João Carlos B. Gonçalves Instituto Paulista de Sânscrito

Anubhava-nivedana-stotra, de Abhinavagupta (séc. X d.C.)

– Canto da anunciação da experiência [do Absoluto] –

1. O yogin tântrico realizado – cuja mente e respiração foram dissolvidos, por meio da imersão
completa, no objeto mais profundo de percepção – é o yogin que permanece com o olhar aquietado,
ainda que aberto, com as pupilas imóveis. Mesmo que ele ainda pareça observar o mundo externo, em
realidade, seu olhar não depende dessa aparente exterioridade. Este é o selo de Śambhu – a śāmbhavī
mudrā, o selo śaiva da consciência unitária, a realização do gesto derradeiro ou postura do despertar
de Śiva.

Esse estado de visão mística, autêntica e derradeira, ó Mestre divino, é produzido somente por
causa de tua graça, potente e radiante. Essa é a esfera de Śambhu, o generoso Senhor, o verdadeiro
estado de realidade, que está além da experiência de plenitude das condições da consciência ordinária,
e além dos estados extraordinários de vazio.

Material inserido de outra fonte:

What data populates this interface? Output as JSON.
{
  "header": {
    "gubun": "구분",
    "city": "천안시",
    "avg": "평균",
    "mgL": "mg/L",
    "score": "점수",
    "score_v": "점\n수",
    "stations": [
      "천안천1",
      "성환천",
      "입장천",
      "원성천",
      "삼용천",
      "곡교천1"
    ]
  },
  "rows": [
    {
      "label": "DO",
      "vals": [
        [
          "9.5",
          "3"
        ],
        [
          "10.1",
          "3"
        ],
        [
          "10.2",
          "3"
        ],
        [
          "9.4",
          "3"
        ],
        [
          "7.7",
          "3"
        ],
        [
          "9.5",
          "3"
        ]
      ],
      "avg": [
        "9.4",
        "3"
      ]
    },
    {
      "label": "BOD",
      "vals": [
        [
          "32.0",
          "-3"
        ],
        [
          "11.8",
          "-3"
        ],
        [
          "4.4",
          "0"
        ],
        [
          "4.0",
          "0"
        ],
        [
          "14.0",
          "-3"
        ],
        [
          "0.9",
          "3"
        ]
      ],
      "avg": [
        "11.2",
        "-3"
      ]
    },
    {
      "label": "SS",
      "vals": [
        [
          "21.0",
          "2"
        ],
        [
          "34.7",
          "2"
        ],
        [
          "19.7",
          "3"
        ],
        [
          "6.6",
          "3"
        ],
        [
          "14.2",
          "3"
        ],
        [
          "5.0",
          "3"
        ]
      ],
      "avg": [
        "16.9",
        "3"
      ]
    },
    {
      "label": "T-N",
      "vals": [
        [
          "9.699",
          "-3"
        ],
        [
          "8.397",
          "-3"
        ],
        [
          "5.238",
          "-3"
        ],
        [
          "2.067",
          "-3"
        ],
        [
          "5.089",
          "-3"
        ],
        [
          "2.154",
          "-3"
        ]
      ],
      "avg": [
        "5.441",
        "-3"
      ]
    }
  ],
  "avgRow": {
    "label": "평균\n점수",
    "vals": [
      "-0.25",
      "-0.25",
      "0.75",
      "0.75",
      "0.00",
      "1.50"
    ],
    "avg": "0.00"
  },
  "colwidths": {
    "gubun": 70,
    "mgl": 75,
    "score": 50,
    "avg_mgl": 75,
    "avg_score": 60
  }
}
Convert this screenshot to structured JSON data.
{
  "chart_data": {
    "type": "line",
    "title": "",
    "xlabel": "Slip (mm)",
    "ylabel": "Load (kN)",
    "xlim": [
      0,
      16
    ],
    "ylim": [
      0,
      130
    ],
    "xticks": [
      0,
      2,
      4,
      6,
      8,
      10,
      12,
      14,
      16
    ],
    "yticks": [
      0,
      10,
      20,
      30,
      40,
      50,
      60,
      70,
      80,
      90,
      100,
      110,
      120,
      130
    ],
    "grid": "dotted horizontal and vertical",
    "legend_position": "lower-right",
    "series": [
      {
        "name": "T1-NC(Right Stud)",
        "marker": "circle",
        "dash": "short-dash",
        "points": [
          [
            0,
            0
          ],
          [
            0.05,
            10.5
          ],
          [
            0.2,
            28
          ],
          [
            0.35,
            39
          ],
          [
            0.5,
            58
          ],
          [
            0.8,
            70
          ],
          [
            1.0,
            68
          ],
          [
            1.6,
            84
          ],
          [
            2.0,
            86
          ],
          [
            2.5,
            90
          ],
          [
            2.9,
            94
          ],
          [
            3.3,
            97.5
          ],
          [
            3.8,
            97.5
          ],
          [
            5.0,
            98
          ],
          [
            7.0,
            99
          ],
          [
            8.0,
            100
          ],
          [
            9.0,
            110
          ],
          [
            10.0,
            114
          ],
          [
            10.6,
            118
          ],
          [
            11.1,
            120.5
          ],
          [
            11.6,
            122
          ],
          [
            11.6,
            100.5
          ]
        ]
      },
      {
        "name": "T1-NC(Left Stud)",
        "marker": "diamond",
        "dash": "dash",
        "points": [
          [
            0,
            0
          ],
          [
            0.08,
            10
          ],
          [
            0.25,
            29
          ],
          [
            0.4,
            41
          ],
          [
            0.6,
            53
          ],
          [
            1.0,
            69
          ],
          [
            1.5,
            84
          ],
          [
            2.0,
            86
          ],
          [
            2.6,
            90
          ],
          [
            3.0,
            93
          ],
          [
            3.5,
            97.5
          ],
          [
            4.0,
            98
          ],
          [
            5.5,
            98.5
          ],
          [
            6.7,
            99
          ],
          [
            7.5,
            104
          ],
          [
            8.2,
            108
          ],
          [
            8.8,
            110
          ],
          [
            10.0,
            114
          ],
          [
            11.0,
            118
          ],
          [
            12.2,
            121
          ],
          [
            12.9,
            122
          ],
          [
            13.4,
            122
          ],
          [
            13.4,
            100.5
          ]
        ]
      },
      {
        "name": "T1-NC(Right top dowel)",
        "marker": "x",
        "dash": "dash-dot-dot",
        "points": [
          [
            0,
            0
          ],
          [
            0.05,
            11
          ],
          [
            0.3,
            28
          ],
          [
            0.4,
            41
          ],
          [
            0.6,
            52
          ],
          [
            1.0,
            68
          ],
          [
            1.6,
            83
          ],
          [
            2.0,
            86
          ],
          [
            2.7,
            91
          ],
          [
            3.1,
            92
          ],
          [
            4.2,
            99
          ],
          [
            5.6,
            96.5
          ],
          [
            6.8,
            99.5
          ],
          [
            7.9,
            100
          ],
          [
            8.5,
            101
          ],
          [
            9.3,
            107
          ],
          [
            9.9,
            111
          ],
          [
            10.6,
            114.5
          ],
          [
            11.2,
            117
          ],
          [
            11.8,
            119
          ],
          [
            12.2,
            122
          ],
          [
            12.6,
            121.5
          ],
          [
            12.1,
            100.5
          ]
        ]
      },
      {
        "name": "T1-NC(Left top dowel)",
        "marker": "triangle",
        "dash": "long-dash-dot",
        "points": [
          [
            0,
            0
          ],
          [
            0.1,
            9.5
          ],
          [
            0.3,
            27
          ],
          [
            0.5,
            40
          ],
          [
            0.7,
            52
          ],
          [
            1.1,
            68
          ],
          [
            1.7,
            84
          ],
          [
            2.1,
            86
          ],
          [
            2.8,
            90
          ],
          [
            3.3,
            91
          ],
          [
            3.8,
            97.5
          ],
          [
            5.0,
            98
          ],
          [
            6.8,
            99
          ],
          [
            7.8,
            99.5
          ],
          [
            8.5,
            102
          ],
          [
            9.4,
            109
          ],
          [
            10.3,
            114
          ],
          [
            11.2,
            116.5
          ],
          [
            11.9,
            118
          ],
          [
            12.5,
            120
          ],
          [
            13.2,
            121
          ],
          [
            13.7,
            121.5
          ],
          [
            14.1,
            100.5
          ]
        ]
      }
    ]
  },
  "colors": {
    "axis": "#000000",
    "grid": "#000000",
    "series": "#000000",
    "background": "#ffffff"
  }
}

2. Esse yogin permanece com os olhos meio abertos e mesmo com a mente imóvel e serena, sua visão
está firmemente fixada no portal secreto que se abre para a percepção sutil descoberta pelo yogin, na
ponta do nariz. O Sol e a Lua foram dissolvidos no imenso espaço interior da consciência, que vibra
naturalmente com a tripla pulsação.

Aqui, o yogin atinge a realidade única, o domínio cuja natureza é essencialmente a pura luz da
consciência, totalmente desprovida de externalidade, o espírito supremo, o princípio real, o domínio
do superior, a essência suprema. O que mais há para ser dito a respeito disso?

3. Nesse estágio, quaisquer palavras que venham a surgir da boca de tal yogin são mantras de ordem
transcendental. O conjunto formado pelo corpo – onde as experiências de prazer e dor estão
constantemente se manifestando – é a verdadeira conformação física da mudrā, o selo que revela a
vivência do Absoluto.

O som espontâneo e natural da respiração é, em verdade, o Yoga mais elevado e


extraordinário. Depois de experimentar essa luz incomparável, a glória esplendorosa da śakti, o que é
que não pode ser revelado para mim?

4. O mantra que é revelado nesse estado não possui um arranjo de sílabas ou fonemas que possa ser
analisado. Quando a totalidade das atividades corpóreas é suspensa ou quando cessam todas as
técnicas corporais, então a mudrā, o selo do Absoluto surge e releva a si mesmo. Assim que o fluxo da
respiração para ou quando termina a prática da técnica da respiração, o Yoga aparece.

No grandioso festival da luz mística que conduz à percepção de teu esplendor, o que é que não
se revela como absolutamente extraordinário para aquele que foi iluminado?

* Tradução livre a partir da versão em língua inglesa de Paul E. Muller-Ortega (On the Seal of Śambhu: A Poem by Abhinavagupta), In
Tantra in Practice, editado por David. G. White, Princeton University Press, 2000.